Silver Streak was made when the Alfred Hitchcock homages of the nineteen sixties and seventies were in full swing, and was favourably thought of by audiences, if less so by critics due to its derivative nature. Scripted by Colin Higgins, it pits old fashioned thrills of the innocent man caught up in deadly plotting kind against the new strain of comedy (well, new for the seventies, anyway) that made it seem up to the minute. Perhaps that is why the film doesn't come over as quite as fresh now that we've had a plethora of such comedy thrillers, but it still amuses fairly consistently.

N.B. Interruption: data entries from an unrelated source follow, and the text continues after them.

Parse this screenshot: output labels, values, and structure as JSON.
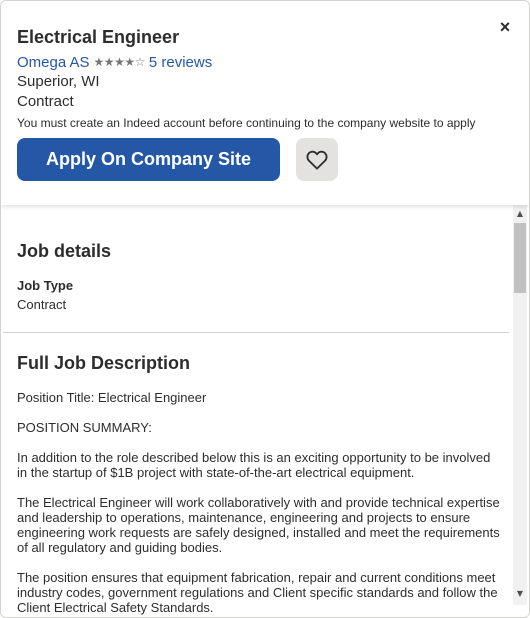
{
  "header": {
    "job_title": "Electrical Engineer",
    "close_glyph": "×",
    "company_name": "Omega AS",
    "rating_stars": "★★★★☆",
    "reviews": "5 reviews",
    "location": "Superior, WI",
    "job_type": "Contract",
    "notice": "You must create an Indeed account before continuing to the company website to apply",
    "apply_label": "Apply On Company Site",
    "save_icon": "heart-icon"
  },
  "details": {
    "title": "Job details",
    "job_type_label": "Job Type",
    "job_type_value": "Contract"
  },
  "description": {
    "title": "Full Job Description",
    "paragraphs": [
      "Position Title: Electrical Engineer",
      "POSITION SUMMARY:",
      "In addition to the role described below this is an exciting opportunity to be involved in the startup of $1B project with state-of-the-art electrical equipment.",
      "The Electrical Engineer will work collaboratively with and provide technical expertise and leadership to operations, maintenance, engineering and projects to ensure engineering work requests are safely designed, installed and meet the requirements of all regulatory and guiding bodies.",
      "The position ensures that equipment fabrication, repair and current conditions meet industry codes, government regulations and Client specific standards and follow the Client Electrical Safety Standards."
    ]
  },
  "scrollbar": {
    "up_glyph": "▲",
    "down_glyph": "▼"
  },
  "colors": {
    "accent": "#2557a7",
    "text": "#2d2d2d",
    "star": "#767676",
    "save_bg": "#e4e2e0"
  }
}
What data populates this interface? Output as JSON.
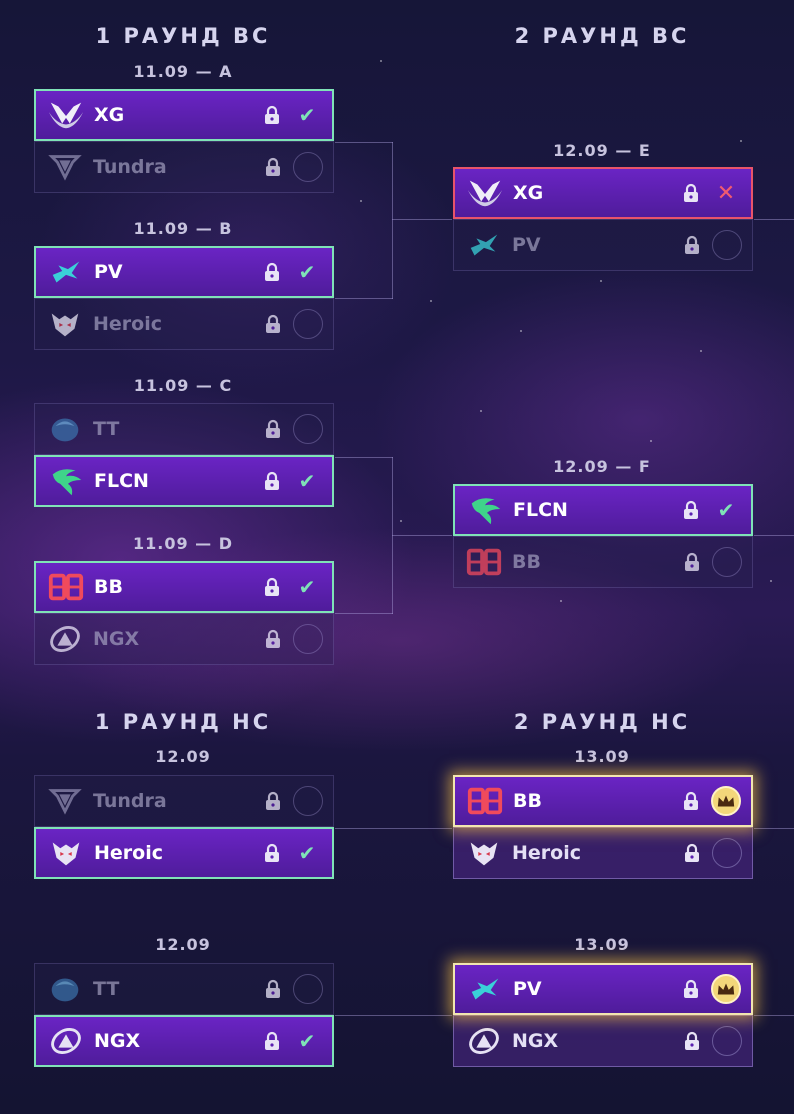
{
  "colors": {
    "win_border": "#7fe3b7",
    "lose_border": "#e8546a",
    "crown": "#f3d77a",
    "panel": "#5a1fb0"
  },
  "upper": {
    "round1": {
      "title": "1 РАУНД ВС",
      "matches": [
        {
          "label": "11.09 — A",
          "top": {
            "name": "XG",
            "logo": "xg-logo",
            "state": "win",
            "status": "check"
          },
          "bottom": {
            "name": "Tundra",
            "logo": "tundra-logo",
            "state": "dim",
            "status": "empty"
          }
        },
        {
          "label": "11.09 — B",
          "top": {
            "name": "PV",
            "logo": "pv-logo",
            "state": "win",
            "status": "check"
          },
          "bottom": {
            "name": "Heroic",
            "logo": "heroic-logo",
            "state": "dim",
            "status": "empty"
          }
        },
        {
          "label": "11.09 — C",
          "top": {
            "name": "TT",
            "logo": "tt-logo",
            "state": "dim",
            "status": "empty"
          },
          "bottom": {
            "name": "FLCN",
            "logo": "flcn-logo",
            "state": "win",
            "status": "check"
          }
        },
        {
          "label": "11.09 — D",
          "top": {
            "name": "BB",
            "logo": "bb-logo",
            "state": "win",
            "status": "check"
          },
          "bottom": {
            "name": "NGX",
            "logo": "ngx-logo",
            "state": "dim",
            "status": "empty"
          }
        }
      ]
    },
    "round2": {
      "title": "2 РАУНД ВС",
      "matches": [
        {
          "label": "12.09 — E",
          "top": {
            "name": "XG",
            "logo": "xg-logo",
            "state": "lost",
            "status": "cross"
          },
          "bottom": {
            "name": "PV",
            "logo": "pv-logo",
            "state": "dim",
            "status": "empty"
          }
        },
        {
          "label": "12.09 — F",
          "top": {
            "name": "FLCN",
            "logo": "flcn-logo",
            "state": "win",
            "status": "check"
          },
          "bottom": {
            "name": "BB",
            "logo": "bb-logo",
            "state": "dim",
            "status": "empty"
          }
        }
      ]
    }
  },
  "lower": {
    "round1": {
      "title": "1 РАУНД НС",
      "matches": [
        {
          "label": "12.09",
          "top": {
            "name": "Tundra",
            "logo": "tundra-logo",
            "state": "dim",
            "status": "empty"
          },
          "bottom": {
            "name": "Heroic",
            "logo": "heroic-logo",
            "state": "win",
            "status": "check"
          }
        },
        {
          "label": "12.09",
          "top": {
            "name": "TT",
            "logo": "tt-logo",
            "state": "dim",
            "status": "empty"
          },
          "bottom": {
            "name": "NGX",
            "logo": "ngx-logo",
            "state": "win",
            "status": "check"
          }
        }
      ]
    },
    "round2": {
      "title": "2 РАУНД НС",
      "matches": [
        {
          "label": "13.09",
          "top": {
            "name": "BB",
            "logo": "bb-logo",
            "state": "gold",
            "status": "crown"
          },
          "bottom": {
            "name": "Heroic",
            "logo": "heroic-logo",
            "state": "dim-purple",
            "status": "empty"
          }
        },
        {
          "label": "13.09",
          "top": {
            "name": "PV",
            "logo": "pv-logo",
            "state": "gold",
            "status": "crown"
          },
          "bottom": {
            "name": "NGX",
            "logo": "ngx-logo",
            "state": "dim-purple",
            "status": "empty"
          }
        }
      ]
    }
  }
}
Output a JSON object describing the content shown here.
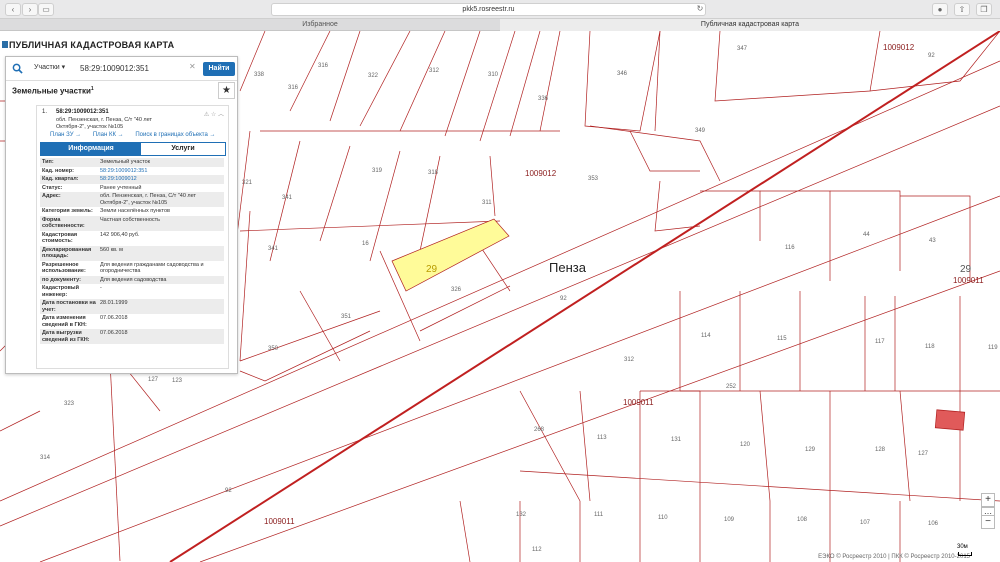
{
  "browser": {
    "url": "pkk5.rosreestr.ru",
    "tabs": [
      "Избранное",
      "Публичная кадастровая карта"
    ]
  },
  "app": {
    "title": "ПУБЛИЧНАЯ КАДАСТРОВАЯ КАРТА"
  },
  "search": {
    "type_label": "Участки",
    "query": "58:29:1009012:351",
    "find_label": "Найти"
  },
  "results": {
    "section_title": "Земельные участки",
    "count": "1",
    "item_index": "1.",
    "cad_number": "58:29:1009012:351",
    "address": "обл. Пензенская, г. Пенза, С/т \"40 лет Октября-2\", участок №105",
    "links": {
      "plan_zu": "План ЗУ",
      "plan_kk": "План КК",
      "search_in_bounds": "Поиск в границах объекта"
    },
    "tabs": {
      "info": "Информация",
      "services": "Услуги"
    },
    "rows": [
      {
        "label": "Тип:",
        "value": "Земельный участок",
        "link": false
      },
      {
        "label": "Кад. номер:",
        "value": "58:29:1009012:351",
        "link": true
      },
      {
        "label": "Кад. квартал:",
        "value": "58:29:1009012",
        "link": true
      },
      {
        "label": "Статус:",
        "value": "Ранее учтенный",
        "link": false
      },
      {
        "label": "Адрес:",
        "value": "обл. Пензенская, г. Пенза, С/т \"40 лет Октября-2\", участок №105",
        "link": false
      },
      {
        "label": "Категория земель:",
        "value": "Земли населённых пунктов",
        "link": false
      },
      {
        "label": "Форма собственности:",
        "value": "Частная собственность",
        "link": false
      },
      {
        "label": "Кадастровая стоимость:",
        "value": "142 906,40 руб.",
        "link": false
      },
      {
        "label": "Декларированная площадь:",
        "value": "560 кв. м",
        "link": false
      },
      {
        "label": "Разрешенное использование:",
        "value": "Для ведения гражданами садоводства и огородничества",
        "link": false
      },
      {
        "label": "по документу:",
        "value": "Для ведения садоводства",
        "link": false
      },
      {
        "label": "Кадастровый инженер:",
        "value": "-",
        "link": false
      },
      {
        "label": "Дата постановки на учет:",
        "value": "28.01.1999",
        "link": false
      },
      {
        "label": "Дата изменения сведений в ГКН:",
        "value": "07.06.2018",
        "link": false
      },
      {
        "label": "Дата выгрузки сведений из ГКН:",
        "value": "07.06.2018",
        "link": false
      }
    ]
  },
  "map": {
    "city": "Пенза",
    "city_left": "Пе",
    "selected_label": "29",
    "block_labels": [
      "1009012",
      "1009012",
      "1009011",
      "1009011",
      "1009011"
    ],
    "big_29": "29",
    "parcel_numbers": [
      "338",
      "316",
      "322",
      "312",
      "310",
      "336",
      "346",
      "347",
      "92",
      "316",
      "321",
      "319",
      "318",
      "341",
      "341",
      "311",
      "353",
      "349",
      "116",
      "44",
      "43",
      "326",
      "350",
      "312",
      "123",
      "114",
      "115",
      "117",
      "118",
      "119",
      "127",
      "314",
      "92",
      "268",
      "113",
      "131",
      "120",
      "129",
      "128",
      "127",
      "132",
      "111",
      "110",
      "109",
      "108",
      "107",
      "106",
      "112",
      "252",
      "351",
      "16",
      "92",
      "150",
      "323"
    ],
    "copyright": "ЕЭКО © Росреестр 2010 | ПКК © Росреестр 2010-2015",
    "scale_label": "30м"
  },
  "colors": {
    "accent": "#1f6fb5",
    "parcel_line": "#b02020",
    "selected_fill": "#fffb99",
    "highlight_red": "#e05a5a"
  }
}
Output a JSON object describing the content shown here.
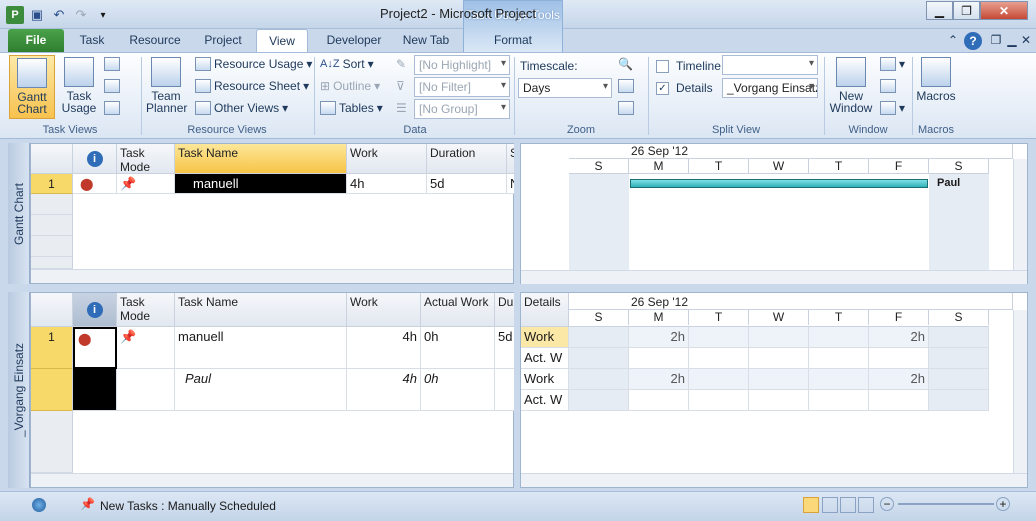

It also starts out making moves to be a classy romantic comedy rather than the coarser suspense movie it turns into, although George gets pretty far with Hilly that fateful night. She is the secretary of an arts professor who is about to publish a new, long researched, book on Rembrandt, and he, according to the picture George sees on the back of the book she carries in her luggage, is the man George witnesses being thrown dead off the train. Hilly persuades him he's seeing things due to too much champagne, but the next morning he won't be deterred and makes his way along to the professor's compartment which, predictably, lands him in hot water.
A running joke has George frequently thrown off the train and endeavouring to re-board it, and so it is that he is ejected by none other than towering henchman Richard Kiel, complete with metal dental work - someone on the next James Bond project must have enjoyed this film. Our hapless hero realises that Hilly is in danger, and wanders the desert tracks for a while until he finds a farm which houses an earthy farmer (Lucille Benson) who invites him to milk a cow then flies him to the station where he gets back on the train. George is steadily drawn into the scheming against his meek nature and the story has him act on a par with one of the villains with great reluctance, even mistaken for one of the real killers, but necessarily to keep things speeding along.
Unusually, the film introduces one of its stars as the film is around halfway over, but he certainly gives the affair a kick. He's Richard Pryor playing opportunistic thief Grover, and with his appearance the laughs really flow; this was the first teaming of Wilder and Pryor, and probably the best. After being thrown off again and stealing a police car, George is shocked to find Grover in the back of it, but his wily cunning is a great help. So we are offered scenes such as Grover assisting George in avoiding the police by putting him in the world's worst disguise, a very seventies moment of humour, but one which is still funny thanks to the playing. Patrick McGoohan is a hissable villain, and has a whole array of baddies to back him up, and the twists prove that the art world was far more exciting than you ever imagined. It all climaxes with a spectacular act of destruction, and in spite of showing its age more than its influences nowadays, Silver Streak benefits most from the chemistry between its thoroughly likeable trio of stars. Music by Henry Mancini.